Mohon tunggu...
Fergusoo
Fergusoo Mohon Tunggu... Wiraswasta - Wiraswasta

Spe Salvi Facti Sumus

Selanjutnya

Tutup

Politik Pilihan

Museum di Pacitan atau Makam di Tebu Ireng?

20 Februari 2021   15:24 Diperbarui: 20 Februari 2021   15:27 579
+
Laporkan Konten
Laporkan Akun
Kompasiana adalah platform blog. Konten ini menjadi tanggung jawab bloger dan tidak mewakili pandangan redaksi Kompas.
Lihat foto
Kolase foto sumber: merdeka.com

Partai Demokrat nampaknya tak pernah habis dengan kritik yang penuh intrik. Jika kemarin peluru nyasar mereka singgah dipelataran istana, kali ini serangan malah mengarah jauh ke Jawa Timur. Entah ada angin apa, perpindahan arah serang ini bergulir begitu cepat.

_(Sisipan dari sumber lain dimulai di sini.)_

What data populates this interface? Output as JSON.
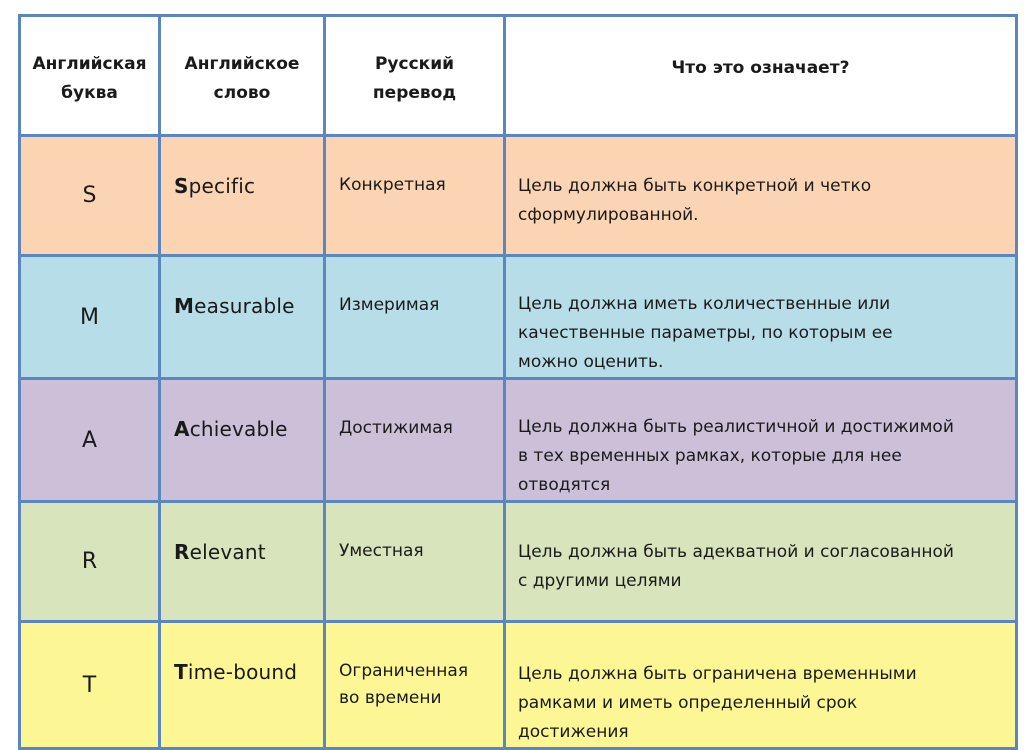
{
  "header": {
    "col_letter": [
      "Английская",
      "буква"
    ],
    "col_word": [
      "Английское",
      "слово"
    ],
    "col_translation": [
      "Русский",
      "перевод"
    ],
    "col_meaning": "Что это означает?"
  },
  "rows": [
    {
      "letter": "S",
      "word_initial": "S",
      "word_rest": "pecific",
      "translation": [
        "Конкретная"
      ],
      "meaning": [
        "Цель должна быть конкретной и четко",
        "сформулированной."
      ],
      "color": "#fbd4b4"
    },
    {
      "letter": "M",
      "word_initial": "M",
      "word_rest": "easurable",
      "translation": [
        "Измеримая"
      ],
      "meaning": [
        "Цель должна иметь  количественные или",
        "качественные  параметры, по которым ее",
        "можно оценить."
      ],
      "color": "#b7dde8"
    },
    {
      "letter": "A",
      "word_initial": "A",
      "word_rest": "chievable",
      "translation": [
        "Достижимая"
      ],
      "meaning": [
        "Цель должна быть реалистичной и достижимой",
        "в тех временных рамках, которые для нее",
        "отводятся"
      ],
      "color": "#ccc0d9"
    },
    {
      "letter": "R",
      "word_initial": "R",
      "word_rest": "elevant",
      "translation": [
        "Уместная"
      ],
      "meaning": [
        "Цель должна быть адекватной и согласованной",
        "с другими целями"
      ],
      "color": "#d7e4bc"
    },
    {
      "letter": "T",
      "word_initial": "T",
      "word_rest": "ime-bound",
      "translation": [
        "Ограниченная",
        "во времени"
      ],
      "meaning": [
        "Цель должна быть ограничена  временными",
        "рамками и иметь определенный срок",
        "достижения"
      ],
      "color": "#fcf794"
    }
  ],
  "colors": {
    "border": "#5b86c0",
    "header_bg": "#ffffff"
  }
}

Bermula dari cuitan salah seorang kader partai demokrat bernama Rachland Nashidik (RD) yang mejelaskan perihal Museum di Pacitan dan Makam Gusdur di Tebu Ireng. Silang sengketa pun terjadi.  Melalui akun twiternya, ia mencuit demikian :

"Pertama, bukan museum keluarga. Kedua, inisiatif pendanaan datang dari Pemprov---itu juga Cuma sebagian. Terbesar berasal dari sumbangan dan partisipasi warga. Ketiga, sebagai pembanding, Anda tahu makam Presiden Gus Dur dibangun negara?"

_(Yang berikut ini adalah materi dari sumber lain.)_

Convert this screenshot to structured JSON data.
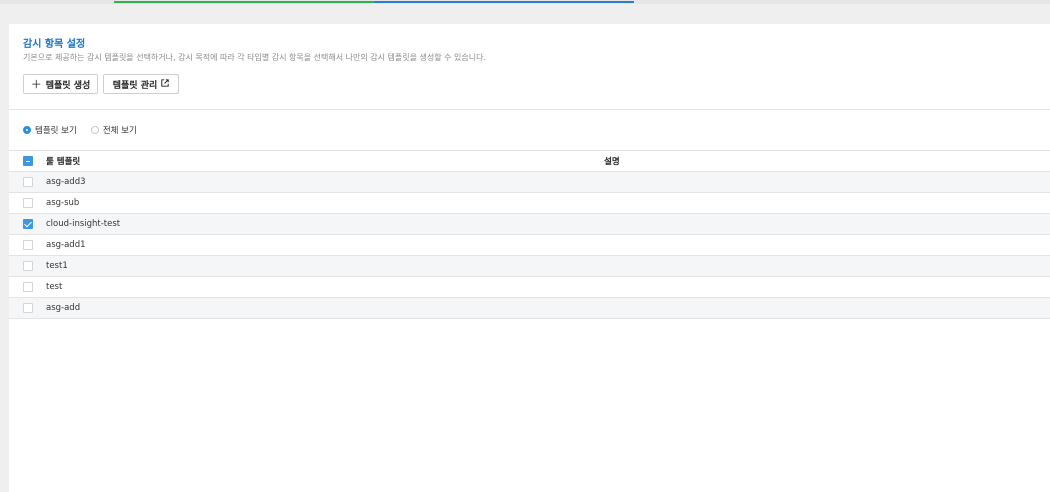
{
  "section": {
    "title": "감시 항목 설정",
    "description": "기본으로 제공하는 감시 템플릿을 선택하거나, 감시 목적에 따라 각 타입별 감시 항목을 선택해서 나만의 감시 템플릿을 생성할 수 있습니다."
  },
  "buttons": {
    "create_label": "템플릿 생성",
    "manage_label": "템플릿 관리"
  },
  "view_options": {
    "template_view": "템플릿 보기",
    "all_view": "전체 보기",
    "selected": "template_view"
  },
  "table": {
    "headers": {
      "name": "룰 템플릿",
      "description": "설명"
    },
    "rows": [
      {
        "name": "asg-add3",
        "description": "",
        "checked": false
      },
      {
        "name": "asg-sub",
        "description": "",
        "checked": false
      },
      {
        "name": "cloud-insight-test",
        "description": "",
        "checked": true
      },
      {
        "name": "asg-add1",
        "description": "",
        "checked": false
      },
      {
        "name": "test1",
        "description": "",
        "checked": false
      },
      {
        "name": "test",
        "description": "",
        "checked": false
      },
      {
        "name": "asg-add",
        "description": "",
        "checked": false
      }
    ]
  },
  "colors": {
    "accent": "#1a73c8",
    "progress_green": "#2fb44c",
    "progress_blue": "#2b7cd3",
    "checkbox_checked": "#3b98e0"
  },
  "icons": {
    "create": "plus-icon",
    "manage": "external-link-icon"
  }
}
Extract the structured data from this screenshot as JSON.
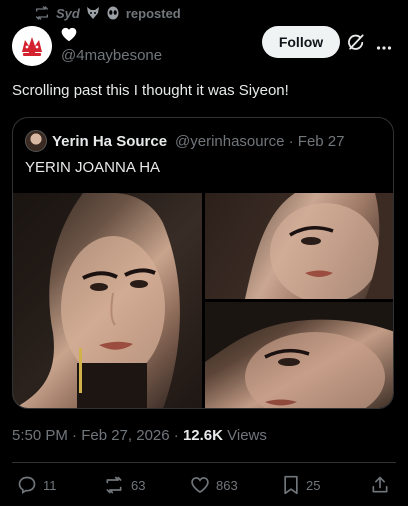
{
  "repost_banner": {
    "user": "Syd",
    "label": "reposted"
  },
  "post": {
    "author_handle": "@4maybesone",
    "follow_label": "Follow",
    "text": "Scrolling past this I thought it was Siyeon!",
    "timestamp": "5:50 PM · Feb 27, 2026 · ",
    "views_count": "12.6K",
    "views_label": " Views"
  },
  "quote": {
    "author_name": "Yerin Ha Source",
    "author_meta": "@yerinhasource · Feb 27",
    "text": "YERIN JOANNA HA"
  },
  "actions": {
    "replies": "11",
    "reposts": "63",
    "likes": "863",
    "bookmarks": "25"
  },
  "icons": {
    "repost": "repost-icon",
    "heart": "heart-icon",
    "grok": "grok-icon",
    "more": "more-icon",
    "reply": "reply-icon",
    "like": "like-icon",
    "bookmark": "bookmark-icon",
    "share": "share-icon"
  },
  "colors": {
    "background": "#000000",
    "text_primary": "#e7e9ea",
    "text_secondary": "#71767b",
    "border": "#2f3336",
    "follow_button": "#eff3f4",
    "avatar_red": "#d3212d"
  }
}
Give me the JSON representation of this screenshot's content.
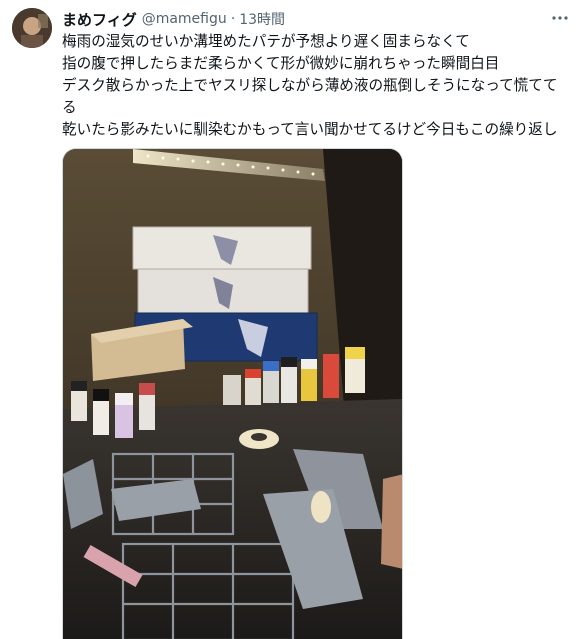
{
  "tweet": {
    "author_name": "まめフィグ",
    "author_handle": "@mamefigu",
    "separator": "·",
    "time": "13時間",
    "lines": [
      "梅雨の湿気のせいか溝埋めたパテが予想より遅く固まらなくて",
      "指の腹で押したらまだ柔らかくて形が微妙に崩れちゃった瞬間白目",
      "デスク散らかった上でヤスリ探しながら薄め液の瓶倒しそうになって慌てて",
      "る",
      "乾いたら影みたいに馴染むかもって言い聞かせてるけど今日もこの繰り返し"
    ],
    "more_icon": "more-horizontal-icon",
    "photo_icon": "model-workbench-photo"
  },
  "colors": {
    "text": "#0f1419",
    "secondary": "#536471",
    "border": "#cfd9de"
  }
}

Cuitan diatas merupakan komentar atas pemberitaan kompas.com dengan judul berita "Makam Gusdur Dibuat Senyaman Mungkin".

Pada konteks ini, RN sepertinya ingin menjelaskan duduk perkara tentang pembangunan museum di Pacitan serta darimana sumber anggarannya diperoleh. Di sisi lain ia ingin membandingkan (compare) pembangunan Museum dengan Makam Gus Dur yang saat ini sedang dalam pembahasan.

Menindaklanjuti  cuitan RD, Ibunda Allisa Wahid pun ikut nimbrung dengan komentarnya yang lumayan sedap.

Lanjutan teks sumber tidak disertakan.